Even in its current form, SmartEnhancer already removes a huge amount of friction and guesswork from video enhancement workflows.


Conclusion

The core idea behind SmartEnhancer is simple:

Let the video itself tell you which upscaling model it needs.

By combining:

  • CLIP-based content classification for anime vs real-world detection
  • Multi-metric quality assessment using sharpness, noise, and contrast analysis
  • Special-case detection for web screenshots and blurry footage
  • Performance-aware model mapping that balances quality with processing speed

the system can automatically choose a video enhancement / super-resolution model that makes sense for a given clip, and do so in a way that’s explainable, configurable, and production-friendly.

If you’re experimenting with video super-resolution models or building your own video processing toolchain, structuring your logic this way—measure first, then choose—is far more scalable than hand-picking a model for each video.

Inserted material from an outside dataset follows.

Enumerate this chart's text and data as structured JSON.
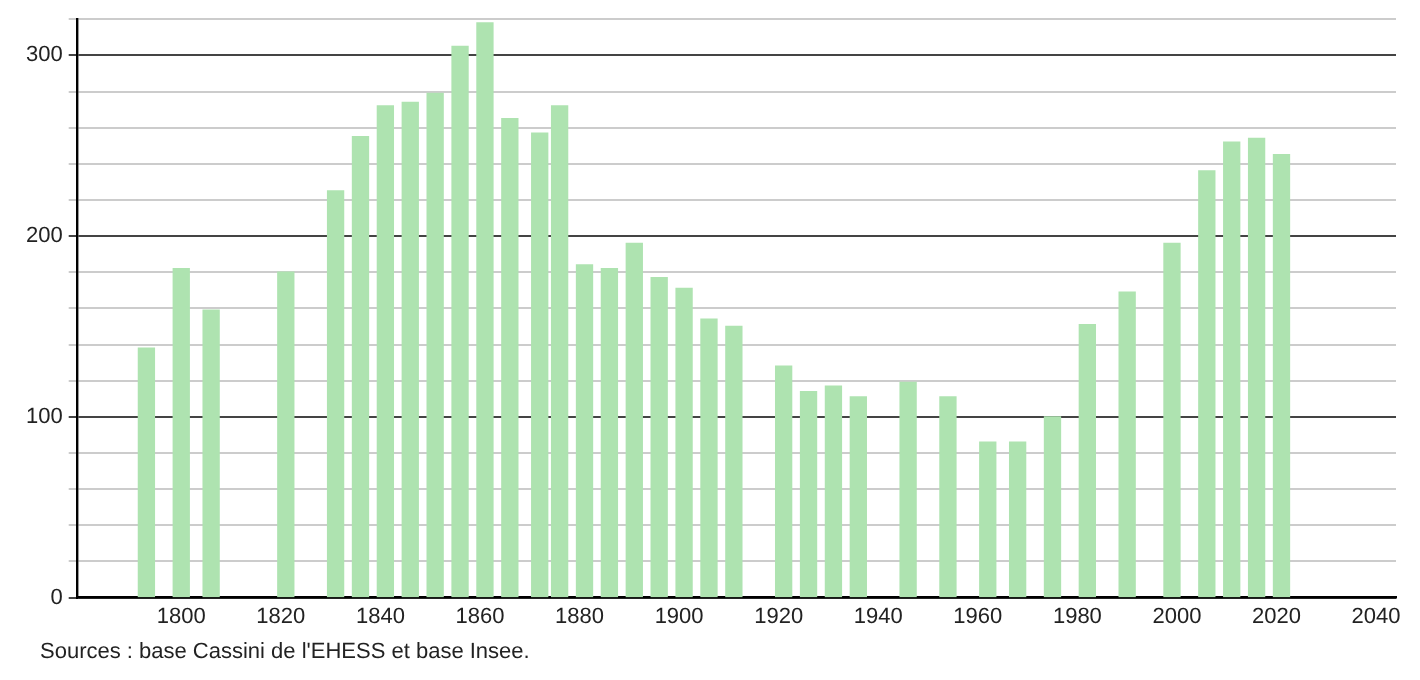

This approach scales from individual creative projects to production pipelines processing thousands of videos daily. The decision logic is transparent, configurable, and continuously improvable as new models become available.

For developers building video processing tools or content creators working with diverse footage types, implementing content-aware model selection transforms video enhancement from an art into a reliable, automated process.

The future of video enhancement isn't just better models—it's smarter model selection.